Seelsorger Jürgen Badur geht in den Ruhestand

Wichtiger Ansprechpartner für die Patienten / Abschied mit Gottesdienst am 18. März

Der langjährige evangelische Seelsorger des Klinikums Emden, Jürgen Badur, geht in den Ruhestand. Mit einem Gottesdienst in der Martin-Luther-Kirche in Emden wird er am Sonnabend, 18. März, um 17 Uhr durch Superintendent Burghard Klemenz offiziell aus seinem Auftrag als Seelsorger verabschiedet. Der Gottesdienst ist für offen für alle.

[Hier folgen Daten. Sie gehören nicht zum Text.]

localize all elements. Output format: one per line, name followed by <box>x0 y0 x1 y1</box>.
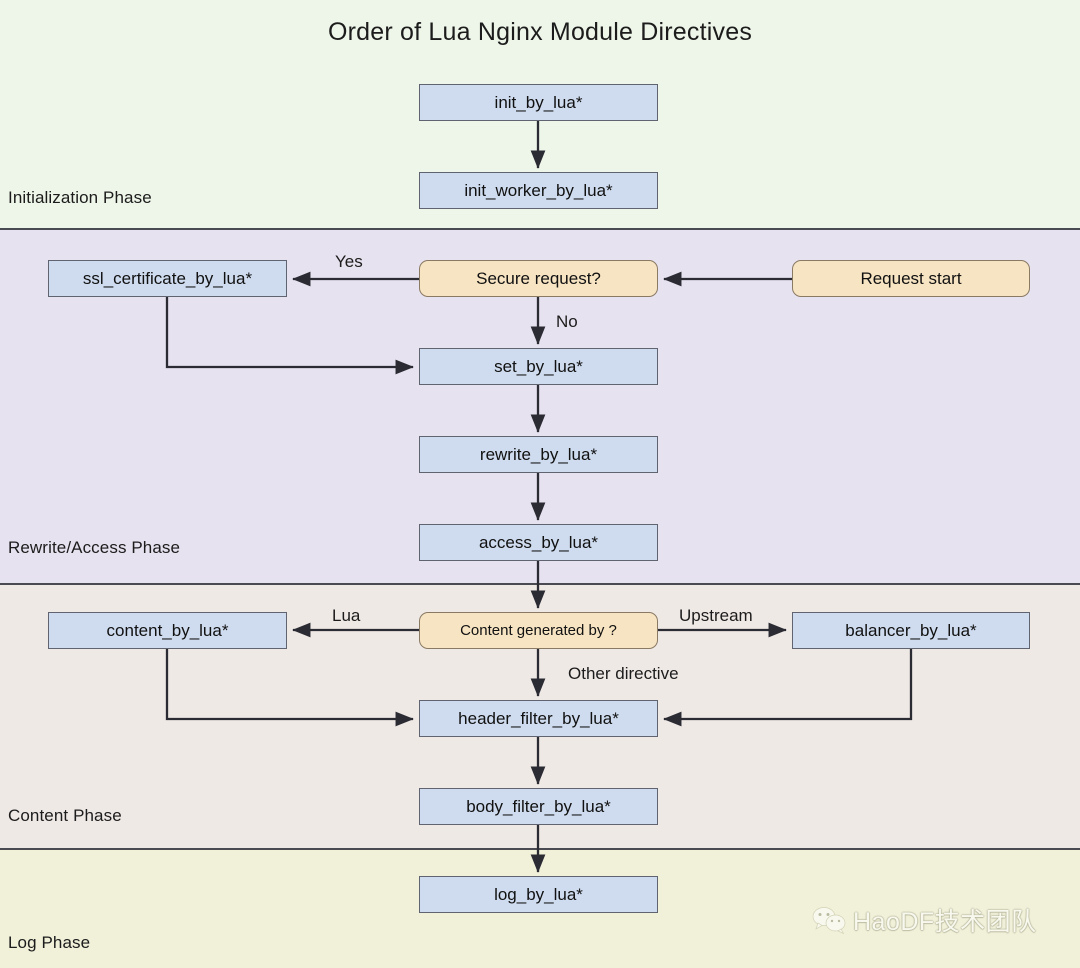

Zuhören, Dasein, Mut machen – all das zeichnet einen guten Seelsorger aus. Wer Jürgen Badur kennt, weiß, dass er diese Aufgaben all die Jahre lang großartig erfüllt hat. Mit seiner liebevollen Art hat er vielen Patienten und Angehörigen in schweren Zeiten zur Seite gestanden und ihnen neuen Lebensmut geschenkt. Er hat Schwerkranke und Sterbende auf ihrem Weg begleitet und ihnen dabei geholfen, loszulassen. Aber auch für die Nöte und Sorgen von den Mitarbeitern hatte er immer ein offenes Ohr.

„Ich hatte hier als Seelsorger eine sinngebende Aufgabe, die mich erfüllt hat“, sagt Jürgen Badur selbst. Er sah sich selbst am liebsten als Teil eines therapeutischen Teams, das nur gemeinsam etwas erreichen konnte. „Viele wunderbare Menschen“ habe er in den 20 Jahren hier im Klinikum kennenlernen dürfen, mit einigen verbindet ihn eine gute Freundschaft.

Dass er mal Seelsorger werden würde, hätte sich Jürgen Badur nach seiner Schulzeit wohl niemals vorstellen können. Von 1973 bis 1976 studierte er zunächst Architektur an der Fachhochschule Hannover, wo er auch seine Frau kennenlernte. Nach dem Studium zog er mit ihr in ihre Heimatstadt Norden, wo die Familie bis heute wohnt. Jürgen Badur arbeitete dort mehrere Jahre lang als Architekt und Hochbauingenieur unter anderem im Staatshochbauamt, aber auch in der freien Wirtschaft.

Bis an sein Lebensende wollte er diese Aufgabe aber nicht erfüllen, sondern wählte einen ganz neuen Weg. Von 1992 bis 1997 absolvierte er ein theologisch-pädagogisches Studium an der Fachhochschule Hannover, das berufsbegleitend zur Gemeindearbeit in der Ludgeri-Gemeinde in Norden lief. Neben Konfirmandenunterricht, Organisation von Freizeiten, Flüchtlingsarbeit und vielen anderen Gemeindetätigkeiten gehörte auch der Besuch von Alten und Kranken in Pflegeheimen und im Krankenhaus zu Jürgen Badurs Aufgaben als angehender Diakon. Ab Dezember 1995 bekam er neben dem Studium eine halbe Stelle als Seelsorger hier im Krankenhaus. Als Diakon Gerhard Linde dann 1997 in den Ruhestand ging, trat Jürgen Badur am 1. Juni seine Nachfolge an. „Die Entscheidung, den Beruf zu wechseln, war absolut richtig“, so Jürgen Badur.

Seine Nachfolgerin wird Etta Kumm, die bereits seit eineinhalb Jahren hier im Klinikum wirkt. „Eine bessere Nachfolgerin kann ich mir nicht vorstellen“, freut sich der Seelsorger. Gemeinsam mit ihrer katholischen Kollegin Gabriele Escher bildet sie nun das Seelsorge-Team des Klinikums.